Je ne me souviens pas de mes préférences alimentaires. Je goûte, je ne sais plus si j'aime, si je n'aime pas
Une histoire qui ressemble à celle de plusieurs autres témoins, dont Sophie Verniers, ancienne infirmière aux HUG. En novembre 2020, en pleine pandémie, elle contracte le Covid à l'hôpital en soignant ses patients, une maladie dont elle ne guérira plus.
Elle décrit à quel point la fatigue et le brouillard mental la diminuent depuis: "La semaine dernière, je me suis perdue dans mon quartier, j'y habite depuis six ans! Et puis je ne me souviens pas de mes préférences alimentaires. Je goûte, je ne sais plus si j'aime, si je n'aime pas".
Une fatigue qui nécessite des jours pour récupérer
Sophie Verniers est aujourd'hui suivie par la Dre Mayssam Nehme, responsable de la consultation post-Covid des Hôpitaux universitaires de Genève, qui accompagne quelque 1600 patients.

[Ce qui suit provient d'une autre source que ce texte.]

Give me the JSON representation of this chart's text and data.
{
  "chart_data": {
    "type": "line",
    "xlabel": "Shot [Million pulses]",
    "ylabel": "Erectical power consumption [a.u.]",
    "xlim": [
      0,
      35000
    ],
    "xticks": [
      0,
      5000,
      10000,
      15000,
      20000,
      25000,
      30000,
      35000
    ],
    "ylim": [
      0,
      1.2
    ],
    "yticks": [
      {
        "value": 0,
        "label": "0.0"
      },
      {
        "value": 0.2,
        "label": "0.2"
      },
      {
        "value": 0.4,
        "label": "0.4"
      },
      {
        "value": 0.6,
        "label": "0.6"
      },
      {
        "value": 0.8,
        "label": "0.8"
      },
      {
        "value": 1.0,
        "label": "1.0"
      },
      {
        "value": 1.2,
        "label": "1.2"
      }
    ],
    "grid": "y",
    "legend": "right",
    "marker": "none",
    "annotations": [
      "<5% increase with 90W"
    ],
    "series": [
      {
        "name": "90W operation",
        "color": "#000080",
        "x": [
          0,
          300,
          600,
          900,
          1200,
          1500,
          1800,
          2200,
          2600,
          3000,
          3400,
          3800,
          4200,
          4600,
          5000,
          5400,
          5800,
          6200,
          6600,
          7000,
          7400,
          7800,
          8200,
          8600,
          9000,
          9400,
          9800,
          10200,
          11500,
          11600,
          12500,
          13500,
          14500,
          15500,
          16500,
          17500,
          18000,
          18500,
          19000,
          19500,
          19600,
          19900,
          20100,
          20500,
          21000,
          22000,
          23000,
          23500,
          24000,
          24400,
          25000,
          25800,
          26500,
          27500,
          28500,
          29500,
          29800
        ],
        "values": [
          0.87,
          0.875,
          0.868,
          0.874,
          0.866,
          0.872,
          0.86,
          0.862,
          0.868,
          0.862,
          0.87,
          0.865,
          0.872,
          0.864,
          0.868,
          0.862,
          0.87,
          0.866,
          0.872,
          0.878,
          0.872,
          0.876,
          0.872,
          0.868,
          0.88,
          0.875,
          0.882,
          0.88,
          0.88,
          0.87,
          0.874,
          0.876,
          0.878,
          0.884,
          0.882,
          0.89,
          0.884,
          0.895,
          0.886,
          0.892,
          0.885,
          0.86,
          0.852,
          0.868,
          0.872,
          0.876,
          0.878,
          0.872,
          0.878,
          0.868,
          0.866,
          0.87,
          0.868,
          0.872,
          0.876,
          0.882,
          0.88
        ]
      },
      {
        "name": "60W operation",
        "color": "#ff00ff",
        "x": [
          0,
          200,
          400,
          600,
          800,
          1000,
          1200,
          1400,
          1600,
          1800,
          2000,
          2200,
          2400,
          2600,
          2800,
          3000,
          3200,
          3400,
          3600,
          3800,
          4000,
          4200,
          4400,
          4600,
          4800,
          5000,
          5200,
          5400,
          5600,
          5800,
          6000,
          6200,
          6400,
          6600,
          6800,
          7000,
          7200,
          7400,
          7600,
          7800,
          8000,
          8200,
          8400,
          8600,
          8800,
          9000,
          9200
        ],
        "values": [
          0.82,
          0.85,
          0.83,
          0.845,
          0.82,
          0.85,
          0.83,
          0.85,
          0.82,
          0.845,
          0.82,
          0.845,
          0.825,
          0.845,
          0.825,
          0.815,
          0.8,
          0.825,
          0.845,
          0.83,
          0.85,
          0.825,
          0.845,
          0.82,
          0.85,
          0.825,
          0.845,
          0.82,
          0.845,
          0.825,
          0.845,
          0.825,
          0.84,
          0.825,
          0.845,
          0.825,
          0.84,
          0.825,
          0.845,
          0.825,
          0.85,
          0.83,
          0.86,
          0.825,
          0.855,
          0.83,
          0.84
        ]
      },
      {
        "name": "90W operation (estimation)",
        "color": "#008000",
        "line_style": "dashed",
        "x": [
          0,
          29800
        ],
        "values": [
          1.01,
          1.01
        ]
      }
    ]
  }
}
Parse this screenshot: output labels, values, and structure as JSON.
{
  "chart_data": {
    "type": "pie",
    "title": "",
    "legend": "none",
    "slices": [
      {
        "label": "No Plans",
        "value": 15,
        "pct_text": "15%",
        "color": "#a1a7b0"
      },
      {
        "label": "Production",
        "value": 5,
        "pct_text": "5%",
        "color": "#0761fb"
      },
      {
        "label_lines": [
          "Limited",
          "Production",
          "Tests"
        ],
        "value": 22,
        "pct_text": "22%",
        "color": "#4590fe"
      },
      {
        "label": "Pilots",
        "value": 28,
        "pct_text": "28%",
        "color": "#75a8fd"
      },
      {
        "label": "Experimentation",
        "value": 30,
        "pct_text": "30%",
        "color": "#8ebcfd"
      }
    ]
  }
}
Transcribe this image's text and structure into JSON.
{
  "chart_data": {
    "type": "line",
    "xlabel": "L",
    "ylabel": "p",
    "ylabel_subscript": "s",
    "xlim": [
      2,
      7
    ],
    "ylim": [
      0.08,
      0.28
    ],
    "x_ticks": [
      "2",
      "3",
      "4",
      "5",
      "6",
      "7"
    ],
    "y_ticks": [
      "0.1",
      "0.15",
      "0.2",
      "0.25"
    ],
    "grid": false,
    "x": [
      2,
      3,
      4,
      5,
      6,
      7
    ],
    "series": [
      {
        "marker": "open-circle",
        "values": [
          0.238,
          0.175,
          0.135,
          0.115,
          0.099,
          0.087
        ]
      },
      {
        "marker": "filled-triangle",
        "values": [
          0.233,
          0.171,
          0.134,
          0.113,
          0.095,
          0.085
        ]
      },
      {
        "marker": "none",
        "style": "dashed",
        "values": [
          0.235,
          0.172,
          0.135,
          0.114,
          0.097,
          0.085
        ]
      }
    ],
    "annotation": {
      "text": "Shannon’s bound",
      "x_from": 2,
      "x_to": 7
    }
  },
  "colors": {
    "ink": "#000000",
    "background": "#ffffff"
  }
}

Je ne demande rien de plus que ce que à quoi j'ai droit
"Le Covid long ou post Covid se manifeste par plusieurs symptômes, le plus fréquent, c'est ce qu'on appelle la fatigue", commente la spécialiste. "En réalité, ce sont plutôt des malaises post-efforts ou des crashes. Une personne atteinte de Covid long va essayer de faire un effort physique ou mental, parfois minimal, et va ressentir qu'elle est complètement épuisée et qu'elle a besoin de récupérer. Cette récupération prend parfois plusieurs jours."
Travailler devient alors impossible, comme pour Sophie Verniers, elle aussi à bout financièrement: "Aujourd'hui, on n'est plus rien au point de nous laisser crever de faim. Je ne touche évidemment plus d'allocations familiales, puisque je n'ai plus d'employeur". Et de s'interroger: *Heureusement, j'avais de l'argent de côté qui me permet aujourd'hui d'avoir un appartement et de nourrir mes enfants. Sinon je fais comment? Je ne demande rien de plus que ce que à quoi j'ai droit."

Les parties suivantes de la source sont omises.